I have built react-trigger-change that does the thing, but it is intended to be used for testing, not as a production dependency:
let node;
ReactDOM.render(
<input
onChange={() => console.log('changed')}
ref={(input) => { node = input; }}
/>,
mountNode
);
reactTriggerChange(node); // 'changed' is logged
CodePen
well since we use functions to handle an onchange event, we can do it like this:
class Form extends Component {
constructor(props) {
super(props);
this.handlePasswordChange = this.handlePasswordChange.bind(this);
this.state = { password: '' }
}
aForceChange() {
// something happened and a passwordChange
// needs to be triggered!!
// simple, just call the onChange handler
this.handlePasswordChange('my password');
}
handlePasswordChange(value) {
// do something
}
render() {
return (
<input type="text" value={this.state.password} onChange={changeEvent => this.handlePasswordChange(changeEvent.target.value)} />
);
}
}
The Event type input did not work for me on <select> but changing it to change works
useEffect(() => {
var event = new Event('change', { bubbles: true });
selectRef.current.dispatchEvent(event); // ref to the select control
}, [props.items]);
This ugly solution is what worked for me:
let ev = new CustomEvent('change', { bubbles: true });
Object.defineProperty(ev, 'target', {writable: false, value: inpt });
Object.defineProperty(ev, 'currentTarget', {writable: false, value: inpt });
const rHandle = Object.keys(inpt).find(k => k.startsWith("__reactEventHandlers"))
inpt[rHandle].onChange(ev);
A working solution can depend a bit on the implementation of the onChange function you're trying to trigger.
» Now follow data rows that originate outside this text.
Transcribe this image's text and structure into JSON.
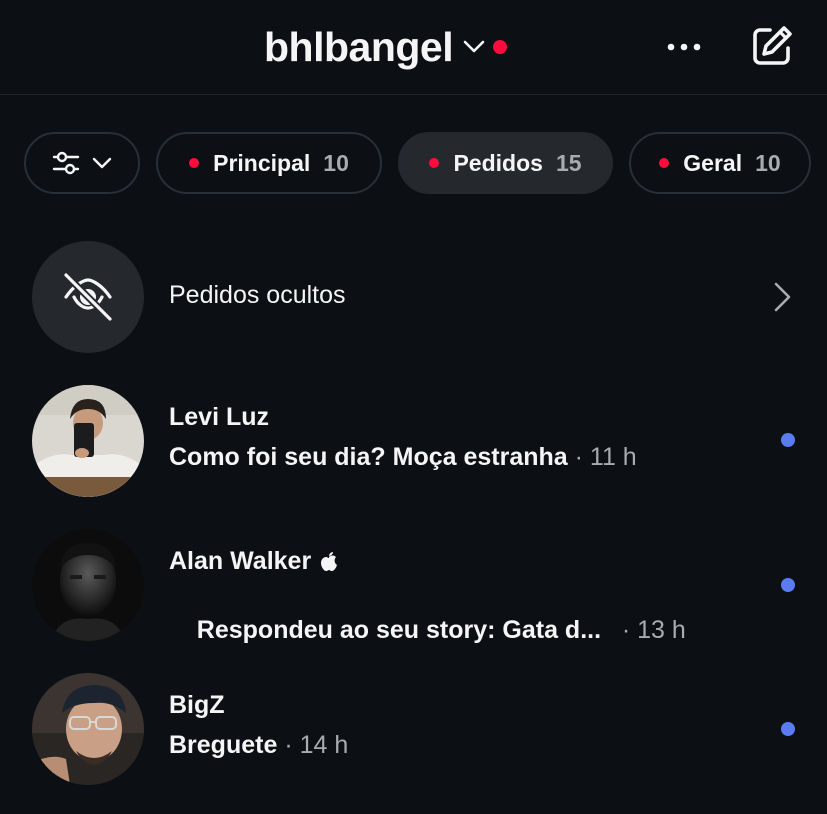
{
  "header": {
    "username": "bhlbangel",
    "icons": {
      "chevron": "chevron-down-icon",
      "more": "more-horizontal-icon",
      "compose": "compose-icon"
    }
  },
  "colors": {
    "background": "#0c1014",
    "notification_red": "#ff0c3e",
    "unread_blue": "#5b7cf0",
    "chip_active": "#25292e",
    "muted_text": "#a8abaf"
  },
  "filters": {
    "filter_icon": "sliders-icon",
    "chips": [
      {
        "label": "Principal",
        "count": "10"
      },
      {
        "label": "Pedidos",
        "count": "15",
        "active": true
      },
      {
        "label": "Geral",
        "count": "10"
      }
    ]
  },
  "hidden_requests": {
    "label": "Pedidos ocultos",
    "icon": "eye-off-icon"
  },
  "messages": [
    {
      "name": "Levi Luz",
      "preview": "Como foi seu dia? Moça estranha",
      "time": " · 11 h",
      "unread": true
    },
    {
      "name": "Alan Walker",
      "verified_icon": "apple-icon",
      "preview": "Respondeu ao seu story: Gata d...",
      "time": "   · 13 h",
      "unread": true
    },
    {
      "name": "BigZ",
      "preview": "Breguete",
      "time": " · 14 h",
      "unread": true
    }
  ]
}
Something that worked for me was to reach into the react props attached to the DOM element and call the function directly.
I created a helper function to grab the react props since they're suffixed with a hash like .__reactProps$fdb7odfwyz
It's probably not the most robust but it's good to know it's an option.
function getReactProps(el) {
const keys = Object.keys(el);
const propKey = keys.find(key => key.includes('reactProps'));
return el[propKey];
}
const el = document.querySelector('XX');
getReactProps(el).onChange({ target: { value: id } });
Since the onChange function was only using target.value I could pass a simple object to onChange to trigger my change.
This method can also help with stubborn react owned DOM elements that are listing for onMouseDown and do not respond to .click() like you'd expect.
getReactProps(el).onMouseDown(new Event('click'));
If you are using Backbone and React, I'd recommend one of the following,
Backbone.React.Component
react.backbone
They both help integrate Backbone models and collections with React views. You can use Backbone events just like you do with Backbone views. I've dabbled in both and didn't see much of a difference except one is a mixin and the other changes React.createClass to React.createBackboneClass.